In a Parliamentary debate on wildlife regulations, questions about welfare were referred to the draft National Environmental Management Biodiversity Act (NEMBA). This provides for “the use of indigenous biological resources in a manner that is ecologically sustainable, including taking into account the well-being of any faunal biological resource.”
This is echoed in the National Environmental Management Laws Amendment Bill which states that the use of “faunal biological resources” must be “ecologically sustainable and take into account their well-being”.
In a Parliamentary presentation in 2018, DEFF official Magdel Boshoff tried to explain why her department was averse to the term welfare and its preference for well-being.
“If there was an impala in a protected area that broke a leg, the intention was not to interfere in those cases, where nature would normally deal with itself. The DEA would like to avoid the possible pressure to deal in nature where there may be cruelty, because the animal was injured or because it was sick.”

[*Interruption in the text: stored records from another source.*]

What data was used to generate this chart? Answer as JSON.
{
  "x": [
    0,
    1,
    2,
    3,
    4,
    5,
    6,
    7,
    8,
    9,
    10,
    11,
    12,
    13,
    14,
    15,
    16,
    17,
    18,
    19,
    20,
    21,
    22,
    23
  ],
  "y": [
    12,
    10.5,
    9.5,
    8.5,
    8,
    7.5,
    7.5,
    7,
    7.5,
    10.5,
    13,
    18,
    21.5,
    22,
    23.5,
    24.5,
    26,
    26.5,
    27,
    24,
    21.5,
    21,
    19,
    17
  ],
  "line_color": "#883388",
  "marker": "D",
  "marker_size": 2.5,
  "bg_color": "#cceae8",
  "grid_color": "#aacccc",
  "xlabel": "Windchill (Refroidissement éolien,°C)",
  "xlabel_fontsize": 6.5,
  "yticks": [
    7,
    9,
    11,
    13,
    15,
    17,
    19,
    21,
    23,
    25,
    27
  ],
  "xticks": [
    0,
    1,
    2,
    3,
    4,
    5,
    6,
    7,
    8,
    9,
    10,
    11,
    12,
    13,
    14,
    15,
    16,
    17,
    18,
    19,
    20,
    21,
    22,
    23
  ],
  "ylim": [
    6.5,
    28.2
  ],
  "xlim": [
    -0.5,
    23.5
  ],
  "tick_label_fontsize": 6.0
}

In her reading of the concept of animal welfare, it would force the DEFF to protect wild prey from predation, whereas protecting their well-being would somehow avoid this problem.
The DEA’s concern, she said, was also that if the DEFF did refer to welfare, “this would have the unintended consequence of putting pressure on the Minister (of Environment) to regulate to the extent that the Animal Protection Act required the Minister of Agriculture to regulate”.
Apart from the shocking description of a living creature as a faunal biological resource and an obvious legal muddle, there’s no legal definition of what “well-being” might mean, rendering it meaningless as a protection.
It’s worth noting that while NEMBA gives the minister powers to regulate activities affecting well-being, it does not legislate any requirements for welfare. It does, however, recognise elephants as sentient beings with complex social lives, though its concern is mostly about off takes, culling and trophy hunting.
What does the law say?
There are matters that the courts have dealt with which do not seem to feature in Agriculture’s thinking. They need to be reminded of them.
In 2016 the Constitutional Court handed down a judgment that elevated the welfare and protection of non-human animals to a constitutional concern. A minority view in that case held that animals are sentient beings capable of suffering and experiencing pain and are worthy of protection.
A later judgment in the North Gauteng High Court considered canned lion hunting to be “abhorrent and repulsive”. It found that even if captive lions are ultimately bred for trophy hunting and for commercial purposes, “their suffering, the conditions under which they are kept… remain a matter of public concern and are inextricably linked to how we instil respect for animals and the environment of which lions in captivity are an integral part of”.
In a Supreme Court case, the bench concluded that the rationale behind protecting animal welfare has shifted from merely safeguarding the moral status of humans to placing intrinsic value on animals as individuals.
Manager of the NSPCA’s Wildlife Protection Unit, Douglas Wolhuter, says “there are no norms and standards we are aware of for intensive farming methods or procedures envisaged by industry for the majority of wildlife that now falls under the Animals Improvement Act”.
“The departments have pushed ahead without these critical standards and there appears to be a lack of consideration for animal welfare in making such a radical and sudden amendment to the act.
“In terms of the ruling in our High Court lion bone case, no official may take any administrative steps without taking into account the welfare concerns for the animals that will be affected by that decision.”